Hong Kong social worker set to challenge riot case retrial at top court after acquittal quashed
Hong Kong Free Press
Hong Kong social worker Jackie Chen is set to challenge the retrial of her rioting case linked to the 2019 extradition bill protests at the city’s top court, after the Department of Justice (DoJ) successfully appealed against her acquittal by a lower court.
Chen, Lai Pui-ki, Chung Ka-nang and Jason Gung, who were originally cleared of rioting on August 31, 2019 in Wan Chai, appeared in the District Court on Tuesday. Their court appearance came weeks after the Court of Appeal ruled that the judge who found the four not guilty of rioting was “plainly wrong” and ordered a retrial.
Local media reported on Tuesday that Chen’s lawyer, Chris Ng, told the court that his client intended to challenge the retrial at the Court of Final Appeal and asked the court to put the current proceedings on hold. The prosecution said the court should arrange a date for the retrial first despite Chen’s potential appeal.
Chief District Judge Justin Ko eventually adjourned the case to January 23 next year for mention.
Chen, a member of the Battlefield Social Worker group, was frequently seen on the front line of protests in 2019 when she volunteered to monitor police behaviour, liaise between protesters and the force, and provide emotional support at demonstrations.
She often spoke to police officers through a loudspeaker, telling them not to deploy tear gas against reporters and residents without protective gear.

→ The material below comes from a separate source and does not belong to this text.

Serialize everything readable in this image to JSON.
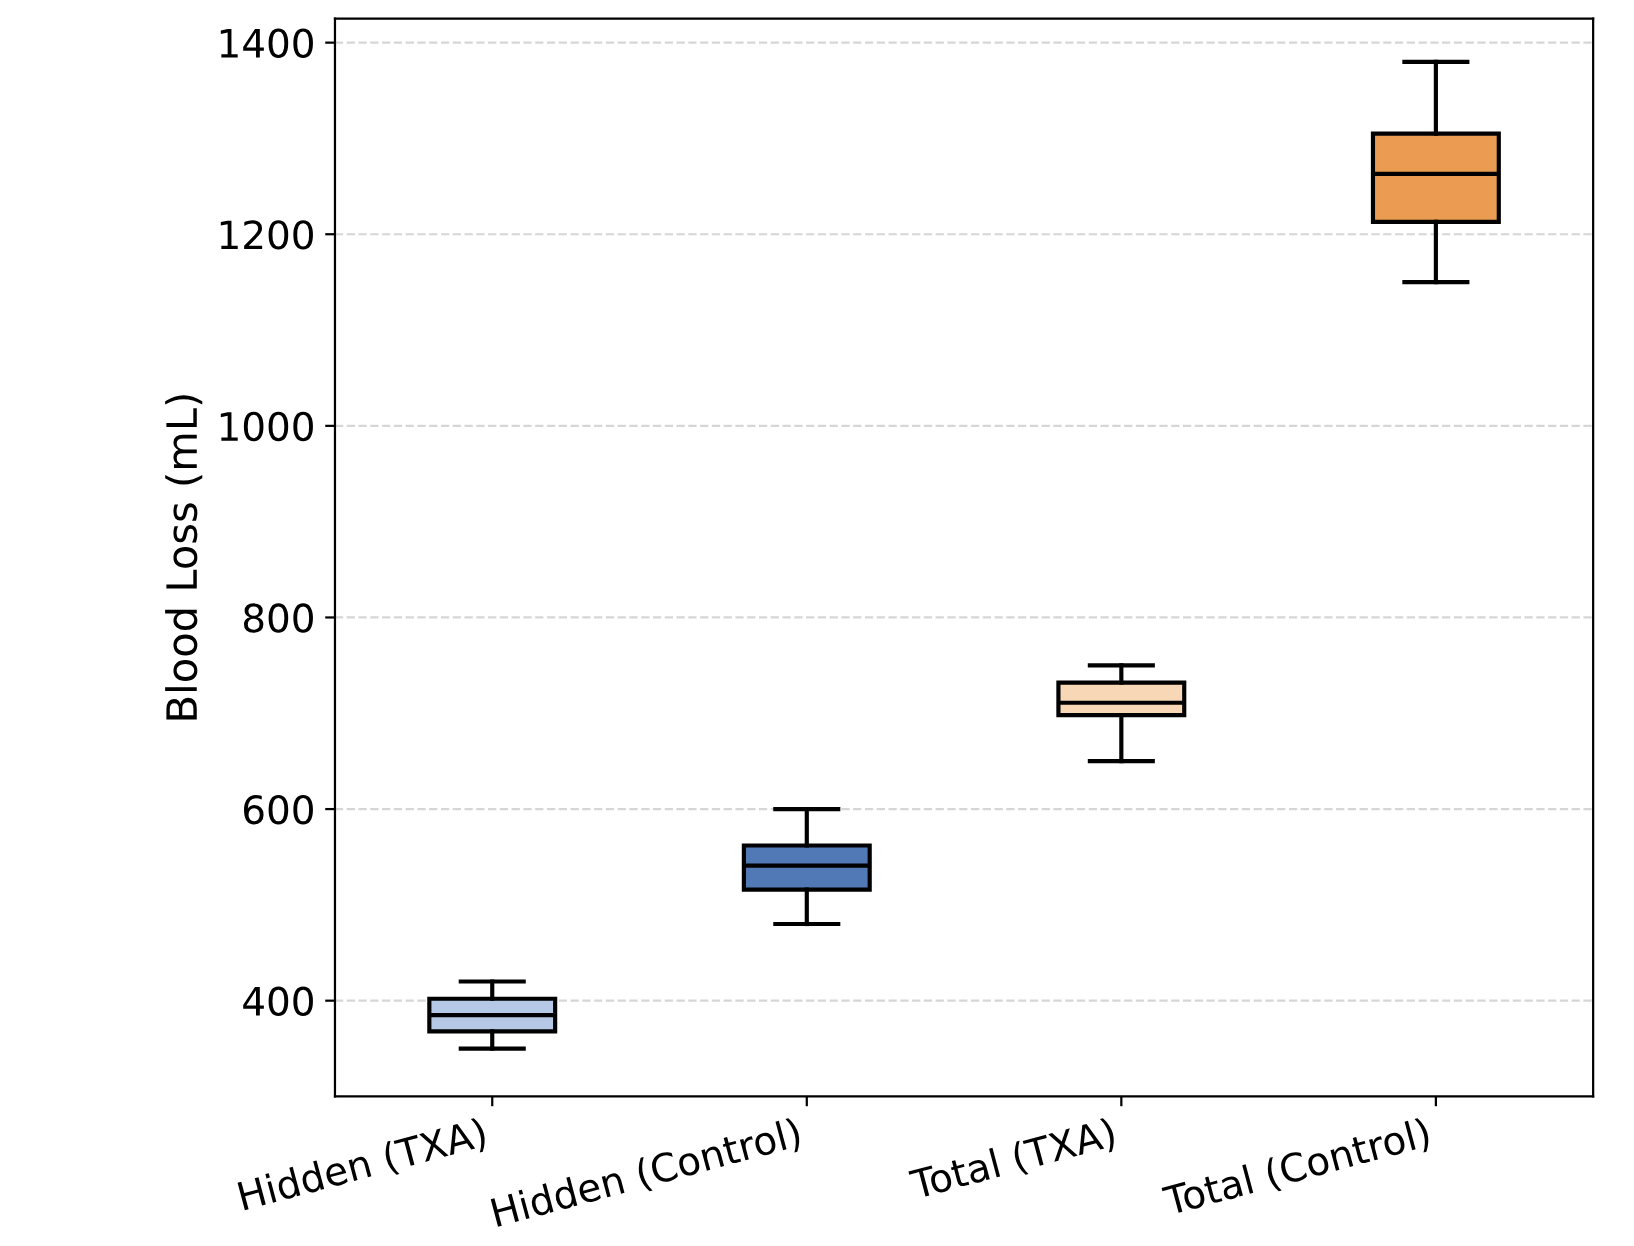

During the original trial in September 2020, then-district judge Sham Siu-man ruled there was a lack of prima facie evidence to show that the social worker’s conduct and speech amounted to an unlawful assembly, let alone rioting.
In quashing Chen’s acquittal last month, appeal judges Jeremy Poon and Anthea Pang said the trial judge, who has reportedly since emigrated, had not considered whether Chen, through her presence, “was intentionally encouraging others to take part in the riot, thereby jointly committing the offence with others.”
Poon and Pang said if matters were correctly dealt with, the evidence against Chen and others in the case was “not flimsy at all.” They added that even though the retrial would take place more than four years after the protest in question, it would not cause any unfairness to the defendants as they would be able to cross-examine the prosecution witnesses and put up challenges based on video footage captured at the scene.
The appeal court’s ruling concerned two rioting cases and a total of 13 defendants, nine of whom left the city after Sham ruled them all not guilty in 2020 and 2021. The trial judge said at the time that wearing clothing of a certain colour was a matter of personal preference and the court should not arbitrarily treat people in black as rioters.
Protests erupted in June 2019 over a since-axed extradition bill. They escalated into sometimes violent displays of dissent against police behaviour, amid calls for democracy and anger over Beijing’s encroachment. Demonstrators demanded an independent probe into police conduct, amnesty for those arrested and a halt to the characterisation of protests as “riots.”